The Importance of Managing Data Center Fiber
We’re facing a future where 5G, virtual and augmented reality (AR), artificial intelligence (AI) and IoT are transforming technology and cabling infrastructure. These technologies are quickly taking data volume and data rates to levels we’ve never seen before.
Data centers are evolving to keep pace with increased connectivity and bandwidth demands of new technologies and applications. When it comes to internal data center traffic (traffic entering and exiting the data center, mobile traffic, enterprise IT data, etc) is also rising.
Today’s data centers must be fast, dense, scalable, cost effective and energy efficient. For these reasons, speeds are transitioning from 40G to 100G and emerging 400G Ethernet technologies. Although 400G links aren’t yet widely deployed, adoption will grow quickly in the coming years to ensure ultra-fast, high-performing data transmission.
As data center speeds increase, cable performance is increasingly critical to ensure link quality. Fiber cabling is the only network infrastructure solution capable of supporting data rates of 50G and beyond meaning the equipment responsible for transporting and carrying signals will very likely rely on data center fiber.
Fiber—The Ideal Solution for Data Center Architecture
With greater bandwidth and error-free transmission over longer distances combined with noise immunity (EMI/RFI) and smaller size/weight (vs copper cables) fiber takes up less space in cable trays, raised floors and racks, allowing for maximum use per square foot.
Increased Fiber Connections
As more data center fiber is deployed, the increased use of fiber cable means an increase in fiber connections. In fact, many large data centers now support tens of thousands of fiber links. As the number of connections grow, effective fiber management, including optimizing use of all available ports, is vital to ensure uptime and efficient maintenance.Consider the following when deploying fiber in data centers:
- When it comes to data center fiber, will your data center require singlemode, multimode or a combination?
- Which connector is best suited to interface with equipment MPO/MTP or LC connectors?
- What fiber termination method offers the best compromise between cost, performance and scalability?
Highest Density Frame Option Available Today
Belden’s new DCX Optical Distribution Frame (not available in the USA) enables high numbers of fiber connections and high-density data center fiber without compromising on ease of use. This system supports nearly unlimited numbers of fiber connections for unrestricted growth potential—55% higher than other systems when comparing the number of terminations per square foot (4,608 fiber terminations in three square feet).
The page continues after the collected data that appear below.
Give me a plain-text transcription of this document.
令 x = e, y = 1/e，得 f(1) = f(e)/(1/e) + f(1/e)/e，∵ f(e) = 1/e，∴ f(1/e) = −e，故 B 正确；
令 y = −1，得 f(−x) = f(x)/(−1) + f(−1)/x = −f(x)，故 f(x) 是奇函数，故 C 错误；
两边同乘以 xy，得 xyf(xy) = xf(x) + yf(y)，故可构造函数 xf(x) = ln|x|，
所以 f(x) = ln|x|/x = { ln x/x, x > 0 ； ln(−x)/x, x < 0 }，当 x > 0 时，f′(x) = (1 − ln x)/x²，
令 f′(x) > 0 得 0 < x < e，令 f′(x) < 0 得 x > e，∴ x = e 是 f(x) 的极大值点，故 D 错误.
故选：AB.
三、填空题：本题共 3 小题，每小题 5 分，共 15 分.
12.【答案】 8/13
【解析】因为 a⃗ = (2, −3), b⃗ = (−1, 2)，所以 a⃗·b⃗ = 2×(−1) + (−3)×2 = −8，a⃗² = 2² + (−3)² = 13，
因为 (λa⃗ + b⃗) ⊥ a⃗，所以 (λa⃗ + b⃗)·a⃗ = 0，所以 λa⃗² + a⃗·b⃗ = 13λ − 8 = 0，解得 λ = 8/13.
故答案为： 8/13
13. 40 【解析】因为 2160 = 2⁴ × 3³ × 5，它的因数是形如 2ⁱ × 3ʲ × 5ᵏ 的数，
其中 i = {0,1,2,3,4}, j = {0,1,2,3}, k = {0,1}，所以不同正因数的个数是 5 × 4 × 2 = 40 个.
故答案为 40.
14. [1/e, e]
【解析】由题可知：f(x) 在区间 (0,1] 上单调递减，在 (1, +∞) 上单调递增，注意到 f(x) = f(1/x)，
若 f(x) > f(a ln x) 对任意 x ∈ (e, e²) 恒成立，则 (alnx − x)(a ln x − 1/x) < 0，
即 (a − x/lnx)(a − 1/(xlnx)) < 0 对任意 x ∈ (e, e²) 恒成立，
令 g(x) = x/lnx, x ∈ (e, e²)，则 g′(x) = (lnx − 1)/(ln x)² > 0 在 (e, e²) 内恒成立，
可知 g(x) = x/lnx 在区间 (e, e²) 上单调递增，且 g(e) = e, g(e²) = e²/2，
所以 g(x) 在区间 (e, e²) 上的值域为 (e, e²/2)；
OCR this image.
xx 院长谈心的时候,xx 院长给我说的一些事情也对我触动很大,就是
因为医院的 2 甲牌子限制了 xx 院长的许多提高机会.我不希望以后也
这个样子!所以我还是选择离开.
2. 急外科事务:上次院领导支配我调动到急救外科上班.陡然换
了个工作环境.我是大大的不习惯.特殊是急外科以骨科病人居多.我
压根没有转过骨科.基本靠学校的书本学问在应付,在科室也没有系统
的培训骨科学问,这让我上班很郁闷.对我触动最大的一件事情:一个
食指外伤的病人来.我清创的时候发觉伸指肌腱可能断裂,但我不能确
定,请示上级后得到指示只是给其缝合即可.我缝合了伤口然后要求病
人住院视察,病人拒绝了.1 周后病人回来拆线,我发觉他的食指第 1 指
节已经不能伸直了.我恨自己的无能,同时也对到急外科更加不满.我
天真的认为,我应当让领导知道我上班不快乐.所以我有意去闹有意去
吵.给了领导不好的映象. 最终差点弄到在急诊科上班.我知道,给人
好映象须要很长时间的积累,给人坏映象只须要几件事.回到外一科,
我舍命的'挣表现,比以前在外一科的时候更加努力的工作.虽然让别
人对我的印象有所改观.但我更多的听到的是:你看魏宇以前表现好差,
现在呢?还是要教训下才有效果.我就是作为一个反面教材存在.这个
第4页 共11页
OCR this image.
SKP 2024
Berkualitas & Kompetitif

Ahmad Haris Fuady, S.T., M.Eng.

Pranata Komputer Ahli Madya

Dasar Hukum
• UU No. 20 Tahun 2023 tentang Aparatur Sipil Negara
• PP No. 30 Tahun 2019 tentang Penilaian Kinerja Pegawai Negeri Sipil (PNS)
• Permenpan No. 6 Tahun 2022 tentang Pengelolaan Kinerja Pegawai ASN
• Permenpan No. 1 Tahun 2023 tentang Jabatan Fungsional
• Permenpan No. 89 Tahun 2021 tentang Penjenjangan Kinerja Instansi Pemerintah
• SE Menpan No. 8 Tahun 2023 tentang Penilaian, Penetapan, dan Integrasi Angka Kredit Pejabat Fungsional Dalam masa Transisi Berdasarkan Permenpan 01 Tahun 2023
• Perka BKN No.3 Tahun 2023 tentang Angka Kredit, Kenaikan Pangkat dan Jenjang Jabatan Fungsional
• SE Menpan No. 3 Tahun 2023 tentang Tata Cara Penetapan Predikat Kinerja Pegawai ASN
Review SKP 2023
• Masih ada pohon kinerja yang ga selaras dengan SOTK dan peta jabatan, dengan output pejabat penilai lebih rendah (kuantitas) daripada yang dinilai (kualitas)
The Belden DCX Optical Distribution Frame System (DCX ODF) is being deployed in stadiums, broadcast environments and data centers to manage fiber connections and is ideally suited to manage data center fiber for a number of important reasons:
- Protect incoming and outgoing fiber cables to protect physical cable structure and ensure performance. From the time the fiber cable enters the DCX frame, it’s routed and protected until the patch cord exits the other side.
- Use any termination method including MPO trunk cables, multi-fiber trunk cables with LC connectors, fusion splicing with pigtails or splice-on connectors.
- Easy polarity management with flippable cassettes designed to maintain port numbering sequence, preventing performance errors when used upside down. This simple polarity management method (using Type A cassettes with Type B trunks) prevents errors in system design and lowers inventory costs.
- Futureproof functionality as infrastructure (housing, cabling, etc.) isn’t needed when migrating from Base-12 to Base-8, Base-16 or Base-24 connectivity. For data centers migrating to 40G or 100G, for example, Base-8 cassettes can be installed alongside Base-12 cassettes without sacrificing real estate.
- Modular system expansion for easy scalability. For data centers with <4,608 fiber connections, the cross connect can be built in a single cabinet. As fiber connections increase, cabinets can be stacked side-to-side and back-to-back.
High-density solutions designed to support high fiber counts while accommodating increased fiber connections in the future are critical to maintain data center reliability and operations.